G. K. (Gilbert Keith) Chesterton
Capítulo 58
Eu quase não preciso diga, requereria um livro grosso cheio de moral
meditações tudo para si mesmo. Uma faca tipifica um do mais mais
primário dessas origens práticas em qual como em baixo,
travesseiros grossos todos nossos repousos de civilisation humanos. Metais, o
mistério da coisa chamado ferro e da coisa chamado aço,
me começado meio-ofuscado em um tipo de sonho. Eu vi no
intrails de madeira escura, úmida onde o primeiro homem entre todos o
pedras comuns acharam a pedra estranha. Eu vi um vago e violento
batalhe em qual machados de pedra sem dinheiro e foram lascadas facas de pedra
contra algo lustrar e novo na mão de um homem desesperado.
Eu ouvi todos os martelos em todas as bigornas da terra.
Eu vi todas as espadas de Feudal e todas as prosperidades de guerra Industrial.
Só para a faca é uma espada curta; e a bolso-faca
é uma espada secreta.

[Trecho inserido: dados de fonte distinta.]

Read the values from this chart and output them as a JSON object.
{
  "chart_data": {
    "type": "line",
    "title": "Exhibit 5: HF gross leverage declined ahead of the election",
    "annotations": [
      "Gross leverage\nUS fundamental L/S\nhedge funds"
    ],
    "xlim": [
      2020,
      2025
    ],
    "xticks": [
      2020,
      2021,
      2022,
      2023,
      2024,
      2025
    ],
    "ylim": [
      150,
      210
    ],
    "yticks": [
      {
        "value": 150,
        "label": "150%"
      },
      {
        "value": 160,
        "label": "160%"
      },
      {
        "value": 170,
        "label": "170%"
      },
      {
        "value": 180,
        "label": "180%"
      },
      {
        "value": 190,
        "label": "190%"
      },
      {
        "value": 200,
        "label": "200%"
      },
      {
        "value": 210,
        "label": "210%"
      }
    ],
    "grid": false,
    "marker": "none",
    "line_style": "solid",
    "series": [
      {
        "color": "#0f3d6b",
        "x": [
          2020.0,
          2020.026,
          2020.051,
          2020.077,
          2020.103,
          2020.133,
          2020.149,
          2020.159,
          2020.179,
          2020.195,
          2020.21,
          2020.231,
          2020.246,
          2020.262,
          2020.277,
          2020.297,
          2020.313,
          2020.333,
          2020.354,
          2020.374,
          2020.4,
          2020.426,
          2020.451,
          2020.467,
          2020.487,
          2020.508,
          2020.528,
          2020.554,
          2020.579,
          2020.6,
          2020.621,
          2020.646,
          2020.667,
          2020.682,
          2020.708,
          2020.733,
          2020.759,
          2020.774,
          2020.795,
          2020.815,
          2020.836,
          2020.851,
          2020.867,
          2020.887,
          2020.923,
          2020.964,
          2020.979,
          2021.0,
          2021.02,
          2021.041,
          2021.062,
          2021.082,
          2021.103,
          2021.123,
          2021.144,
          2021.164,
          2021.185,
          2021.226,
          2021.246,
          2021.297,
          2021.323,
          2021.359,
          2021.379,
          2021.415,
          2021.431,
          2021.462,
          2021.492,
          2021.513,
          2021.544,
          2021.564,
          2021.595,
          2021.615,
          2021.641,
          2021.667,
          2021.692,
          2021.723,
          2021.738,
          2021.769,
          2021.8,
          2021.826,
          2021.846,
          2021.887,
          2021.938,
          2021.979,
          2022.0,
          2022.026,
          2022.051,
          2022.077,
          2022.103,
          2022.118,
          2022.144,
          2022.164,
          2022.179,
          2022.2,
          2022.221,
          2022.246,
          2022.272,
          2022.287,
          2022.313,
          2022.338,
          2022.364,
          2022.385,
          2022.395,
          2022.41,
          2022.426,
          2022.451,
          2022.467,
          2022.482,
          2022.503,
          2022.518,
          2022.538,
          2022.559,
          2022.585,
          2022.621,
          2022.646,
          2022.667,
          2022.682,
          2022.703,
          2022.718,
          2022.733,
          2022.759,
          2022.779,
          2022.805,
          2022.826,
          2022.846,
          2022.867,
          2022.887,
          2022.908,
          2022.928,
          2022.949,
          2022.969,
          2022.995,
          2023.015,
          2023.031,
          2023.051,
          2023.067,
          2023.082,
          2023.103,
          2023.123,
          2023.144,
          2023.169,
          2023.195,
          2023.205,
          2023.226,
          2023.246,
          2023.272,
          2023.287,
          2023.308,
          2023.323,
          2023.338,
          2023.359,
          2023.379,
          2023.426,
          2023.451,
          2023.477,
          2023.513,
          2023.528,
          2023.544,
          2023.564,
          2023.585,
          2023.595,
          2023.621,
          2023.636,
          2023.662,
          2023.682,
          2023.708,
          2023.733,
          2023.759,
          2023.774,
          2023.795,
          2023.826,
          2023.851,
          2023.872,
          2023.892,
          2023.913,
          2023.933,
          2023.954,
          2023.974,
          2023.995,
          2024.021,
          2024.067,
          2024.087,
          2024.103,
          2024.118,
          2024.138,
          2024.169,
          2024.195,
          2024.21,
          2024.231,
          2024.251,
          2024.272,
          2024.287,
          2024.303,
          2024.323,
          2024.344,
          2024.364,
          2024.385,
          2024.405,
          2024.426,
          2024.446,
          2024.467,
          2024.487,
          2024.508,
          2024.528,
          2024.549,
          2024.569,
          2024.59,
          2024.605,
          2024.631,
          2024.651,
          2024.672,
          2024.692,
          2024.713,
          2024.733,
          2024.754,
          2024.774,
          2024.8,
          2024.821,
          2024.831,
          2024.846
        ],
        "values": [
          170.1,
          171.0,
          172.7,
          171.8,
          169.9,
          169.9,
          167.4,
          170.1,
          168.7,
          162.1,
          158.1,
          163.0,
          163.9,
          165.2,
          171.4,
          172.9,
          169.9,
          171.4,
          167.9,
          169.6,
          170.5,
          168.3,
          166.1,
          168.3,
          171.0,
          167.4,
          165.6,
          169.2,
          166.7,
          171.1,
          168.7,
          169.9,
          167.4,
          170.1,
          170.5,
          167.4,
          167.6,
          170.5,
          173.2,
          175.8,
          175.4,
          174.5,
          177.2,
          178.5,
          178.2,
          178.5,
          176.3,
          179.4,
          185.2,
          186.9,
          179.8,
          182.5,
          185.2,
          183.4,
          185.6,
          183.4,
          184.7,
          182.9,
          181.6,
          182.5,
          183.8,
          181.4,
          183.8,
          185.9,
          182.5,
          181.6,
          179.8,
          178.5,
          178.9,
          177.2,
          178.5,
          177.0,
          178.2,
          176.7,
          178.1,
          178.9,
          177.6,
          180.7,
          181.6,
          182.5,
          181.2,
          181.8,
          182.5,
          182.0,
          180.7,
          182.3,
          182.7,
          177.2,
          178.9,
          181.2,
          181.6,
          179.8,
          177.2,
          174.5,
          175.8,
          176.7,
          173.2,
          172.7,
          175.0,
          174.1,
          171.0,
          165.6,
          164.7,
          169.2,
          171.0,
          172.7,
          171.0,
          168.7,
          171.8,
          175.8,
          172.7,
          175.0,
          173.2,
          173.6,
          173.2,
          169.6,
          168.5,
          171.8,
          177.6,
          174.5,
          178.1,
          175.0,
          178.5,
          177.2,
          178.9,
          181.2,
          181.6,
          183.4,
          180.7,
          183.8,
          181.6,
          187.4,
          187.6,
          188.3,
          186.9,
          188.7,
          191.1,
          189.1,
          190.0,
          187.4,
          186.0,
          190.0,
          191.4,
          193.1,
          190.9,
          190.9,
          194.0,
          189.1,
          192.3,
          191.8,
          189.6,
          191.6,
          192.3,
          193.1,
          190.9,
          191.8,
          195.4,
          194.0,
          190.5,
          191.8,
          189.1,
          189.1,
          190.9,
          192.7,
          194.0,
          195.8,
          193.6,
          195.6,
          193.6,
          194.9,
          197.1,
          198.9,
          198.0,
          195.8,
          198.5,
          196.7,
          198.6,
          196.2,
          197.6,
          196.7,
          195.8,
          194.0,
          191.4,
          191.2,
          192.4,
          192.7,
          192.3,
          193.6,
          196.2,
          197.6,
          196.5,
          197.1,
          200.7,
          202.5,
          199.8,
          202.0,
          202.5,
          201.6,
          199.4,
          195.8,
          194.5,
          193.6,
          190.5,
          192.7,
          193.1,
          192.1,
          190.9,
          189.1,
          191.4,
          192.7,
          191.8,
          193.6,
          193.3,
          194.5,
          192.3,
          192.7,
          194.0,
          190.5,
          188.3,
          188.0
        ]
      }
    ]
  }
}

Eu abri isto e olhei àquele brilhante
e língua terrível que nós chamamos uma lâmina; e eu pensei isso
talvez era o símbolo do mais velho das necessidades de homem.
O próximo momento que eu soube que eu estava errado; para a coisa
isso saiu próximo de meu bolso era uma caixa de partidas.
Então eu vi fogo que é até mesmo mais forte que aço, o velho,
coisa feminina feroz, a coisa que todos nós amamos, mas desafio não toque.
A próxima coisa que eu achei era um pedaço de giz; e eu vi
em tudo a arte e todos os frescos do mundo.
O próximo era uma moeda de um valor muito modesto; e eu vi nisto
não só a imagem e superscription de nosso próprio César,
mas todo o governo e ordena desde que o mundo começou.
Mas eu não tenho espaço para dizer os artigos em o que esteve o longo e
procissão esplêndida de símbolos poéticos que vieram, enquanto despejando.
Eu não lhe posso contar todas as coisas que estavam em meu bolso.
Eu posso lhe contar uma coisa, porém, que eu não pudesse achar em meu bolso.
Eu aludo a meu ingresso de estrada de ferro.
XVI
A Avó do Dragão
Eu conheci um homem o outro dia que não acreditou em contos de fadas.